Of course I paid for the privilege of this rejection, providing as I did both the self-addressed envelope and the stamp, like a submissive pupil handing the birch rod to the head mistress.
My attention was now called off by Miss Smith desiring me to hold a skein of thread: while she was winding it, she talked to me from time to time, asking whether I had ever been at school before, whether I could mark, stitch, knit, &c.; till she dismissed me, I could not pursue my observations on Miss Scatcherd’s movements. When I returned to my seat, that lady was just delivering an order of which I did not catch the import; but Burns immediately left the class, and going into the small inner room where the books were kept, returned in half a minute, carrying in her hand a bundle of twigs tied together at one end. This ominous tool she presented to Miss Scatcherd with a respectful curtesy; then she quietly, and without being told, unloosed her pinafore, and the teacher instantly and sharply inflicted on her neck a dozen strokes with the bunch of twigs. Not a tear rose to Burns’ eye; and, while I paused from my sewing, because my fingers quivered at this spectacle with a sentiment of unavailing and impotent anger, not a feature of her pensive face altered its ordinary expression.

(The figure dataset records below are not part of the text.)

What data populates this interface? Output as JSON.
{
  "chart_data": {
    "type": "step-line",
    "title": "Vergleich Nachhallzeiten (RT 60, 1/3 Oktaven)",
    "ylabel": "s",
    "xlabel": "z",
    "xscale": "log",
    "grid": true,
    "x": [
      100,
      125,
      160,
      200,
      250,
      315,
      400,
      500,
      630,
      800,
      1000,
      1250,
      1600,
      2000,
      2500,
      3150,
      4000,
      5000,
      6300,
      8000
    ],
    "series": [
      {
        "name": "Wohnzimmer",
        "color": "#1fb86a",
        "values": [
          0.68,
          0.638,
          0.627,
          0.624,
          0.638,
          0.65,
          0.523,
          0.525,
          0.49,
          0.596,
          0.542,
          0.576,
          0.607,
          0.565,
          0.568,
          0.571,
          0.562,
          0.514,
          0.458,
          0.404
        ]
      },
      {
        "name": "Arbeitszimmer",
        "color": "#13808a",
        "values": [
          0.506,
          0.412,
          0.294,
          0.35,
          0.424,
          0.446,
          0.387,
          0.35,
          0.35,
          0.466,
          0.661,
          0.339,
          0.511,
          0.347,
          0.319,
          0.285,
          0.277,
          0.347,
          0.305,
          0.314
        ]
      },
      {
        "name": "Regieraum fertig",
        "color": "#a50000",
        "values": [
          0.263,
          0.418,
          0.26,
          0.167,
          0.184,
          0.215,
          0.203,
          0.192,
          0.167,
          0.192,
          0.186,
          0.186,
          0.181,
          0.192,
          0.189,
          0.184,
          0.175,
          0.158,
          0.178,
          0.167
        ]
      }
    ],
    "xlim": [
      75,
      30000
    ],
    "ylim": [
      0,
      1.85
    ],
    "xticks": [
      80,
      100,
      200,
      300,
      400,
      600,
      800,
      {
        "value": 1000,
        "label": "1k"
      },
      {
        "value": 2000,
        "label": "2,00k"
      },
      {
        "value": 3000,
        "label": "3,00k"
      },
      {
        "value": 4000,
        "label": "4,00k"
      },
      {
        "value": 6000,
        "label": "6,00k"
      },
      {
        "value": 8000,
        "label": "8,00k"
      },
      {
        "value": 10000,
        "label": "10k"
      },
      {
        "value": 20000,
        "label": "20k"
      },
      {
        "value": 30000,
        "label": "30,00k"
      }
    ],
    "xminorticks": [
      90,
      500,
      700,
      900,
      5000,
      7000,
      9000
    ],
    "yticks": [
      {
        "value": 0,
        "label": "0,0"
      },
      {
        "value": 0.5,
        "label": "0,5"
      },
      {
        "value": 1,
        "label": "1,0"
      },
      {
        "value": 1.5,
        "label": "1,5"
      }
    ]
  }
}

“Hardened girl!” exclaimed Miss Scatcherd; “nothing can correct you of your slatternly habits: carry the rod away.”
Yes, like that.
April 24, 2012VIA EMAILDear Emily Butler:
Thank you for your material for TUDOR SPRING, which I found to be an engaging read.

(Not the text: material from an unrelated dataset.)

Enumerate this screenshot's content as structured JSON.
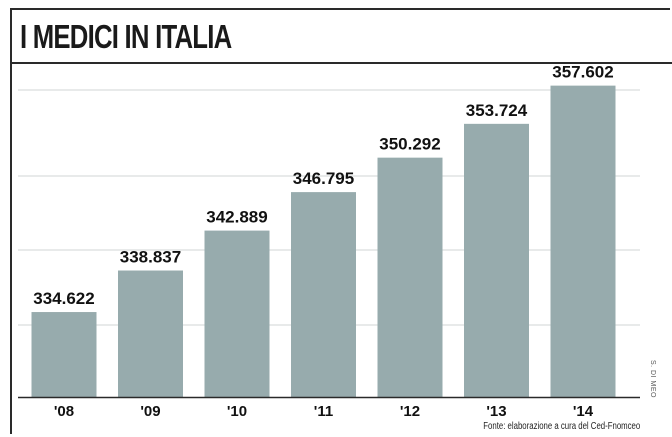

Yet, I’m afraid that I don’t feel sufficiently enthused to feel as if I’m the right agent to represent this project on your behalf.
Publishing is a subjective business and another agent might very well feel differently. I wish you all the best with your work.
[name redacted to protect the guilty]
All signs indicate that this agent is superb, and we enjoy being rejected by the finest. Nevertheless, we draw your attention to the second paragraph, which needs a re-write pretty desperately.